第2回お米未来展2023
◆第2回お米未来展2023:新用途でニーズ追求 健康・簡便性など新需要創造
コメの重要度が増す中、日本食糧新聞社は12~14日、「FABEX東京2023」(会場=東京ビッグサイト)の一翼を成す専門展「第2回お米未来展2023」を開催した。コメ消費減が加速する中にあって、同展では「米消費拡大に向け米産業のイノベーションによる新しい需要創造を目指す」をテーマに、健康や簡便性などニーズ追求型商品や米粉に代表される新たな用途にフォーカス。会場には49社が63小間を形成。FABEXに来場した5万3015人が熱心に情報収集し、商談を行った。(佐藤路登世)
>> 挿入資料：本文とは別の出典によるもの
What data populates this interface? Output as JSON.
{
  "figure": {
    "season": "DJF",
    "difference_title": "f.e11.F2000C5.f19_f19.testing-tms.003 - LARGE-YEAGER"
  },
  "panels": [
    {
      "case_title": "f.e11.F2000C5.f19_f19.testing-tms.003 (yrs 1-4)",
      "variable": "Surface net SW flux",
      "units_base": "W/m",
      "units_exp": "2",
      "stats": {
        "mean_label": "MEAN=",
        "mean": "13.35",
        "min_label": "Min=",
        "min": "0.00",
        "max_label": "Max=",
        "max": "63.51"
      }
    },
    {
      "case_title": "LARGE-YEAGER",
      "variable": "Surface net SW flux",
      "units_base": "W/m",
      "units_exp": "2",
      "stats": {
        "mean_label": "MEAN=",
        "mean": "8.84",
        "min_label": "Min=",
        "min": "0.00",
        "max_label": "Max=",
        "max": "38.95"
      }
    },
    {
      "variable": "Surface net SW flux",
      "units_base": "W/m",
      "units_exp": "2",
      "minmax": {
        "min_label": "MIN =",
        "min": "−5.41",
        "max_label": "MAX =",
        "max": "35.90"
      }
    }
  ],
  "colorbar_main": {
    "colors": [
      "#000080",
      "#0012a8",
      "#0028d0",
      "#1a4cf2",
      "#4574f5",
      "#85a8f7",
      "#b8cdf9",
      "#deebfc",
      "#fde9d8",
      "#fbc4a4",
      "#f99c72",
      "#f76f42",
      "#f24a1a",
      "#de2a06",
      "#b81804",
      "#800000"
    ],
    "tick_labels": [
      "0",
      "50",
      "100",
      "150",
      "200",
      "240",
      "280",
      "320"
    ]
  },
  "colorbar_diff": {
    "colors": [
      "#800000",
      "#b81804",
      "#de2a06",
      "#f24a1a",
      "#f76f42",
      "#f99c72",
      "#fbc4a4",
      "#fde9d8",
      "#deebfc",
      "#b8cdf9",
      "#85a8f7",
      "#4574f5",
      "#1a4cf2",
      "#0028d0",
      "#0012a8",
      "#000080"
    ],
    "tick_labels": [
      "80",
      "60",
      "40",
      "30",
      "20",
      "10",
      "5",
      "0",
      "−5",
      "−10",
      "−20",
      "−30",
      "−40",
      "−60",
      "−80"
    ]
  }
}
コメ卸最大手、神明のブースでは、プラントベースフードやビーガン、アレルギー対応の観点からも注目を集めるコメ由来植物性チーズ代替品や、玄米や雑穀など穀物への関心の高まりを背景に、“白米と雑穀が配合された雑穀ごはん”として立ち上げた新ブランド「こめからだ」を紹介した。
ミツハシは「タイパ(タイムパフォーマンス)の向上~外食・中食の課題を解決~」を掲げ、コメの一貫メーカーとして精米、炊飯、冷凍、事業開発まで展開する多様性を訴求。新商品ではコメ由来成分「グルコシルセラミド」に着目し、コメ製品初の美肌効果をうたった機能性表示食品の玄米「澄SUMU」を紹介して注目を集めた。
米粉では、波里が料理・菓子・パン用など多様なバリエーションを強みに、用途に応じた粉やミックス粉を提案。「米粉で作る方がおいしい」をキーワードに、料理のプロによる多様なメニューの調理デモ・試食に長蛇の列ができ、同社向かいに出展したみたけ食品工業(ファベックスゾーン)のブースや、製粉機器メーカー西村機械製作所らの米粉パビリオンと併せ、米粉の一大ゾーンを形成した。
ファンケルは、銀座の玄米食レストラン「BROWN RICE MEALS」で提供する玄米パスタやパン、スナック類などを、しゃれたカフェ風にしつらえたブースで紹介。パスタを使った調理デモと試食も好評を得た。
最新技術では、ノボザイムズジャパンが弁当やおにぎり、酢飯など中食に特化した酵素「センシアライス」を紹介。コメのでんぷんに作用して老化を抑え、すでに一部のCVSチェーンで採用され、食品ロス削減に一役買っている。冷凍米飯を自然解凍してもそのままおいしく食べられることから、冷凍寿司の海外ビジネスにも可能性を秘めている。
特別セミナーでは、業界リーダーや研究者、生産者ら多彩な講師陣が最新情報を発信した。また、セミナー会場では日本食糧新聞社による同展開催記念書籍「お米の未来」を販売。この出版記念シンポジウムとして、監修者・大坪研一新潟薬科大学教授の講演とファシリテーターを務めるパネルディスカッションも注目を集めた。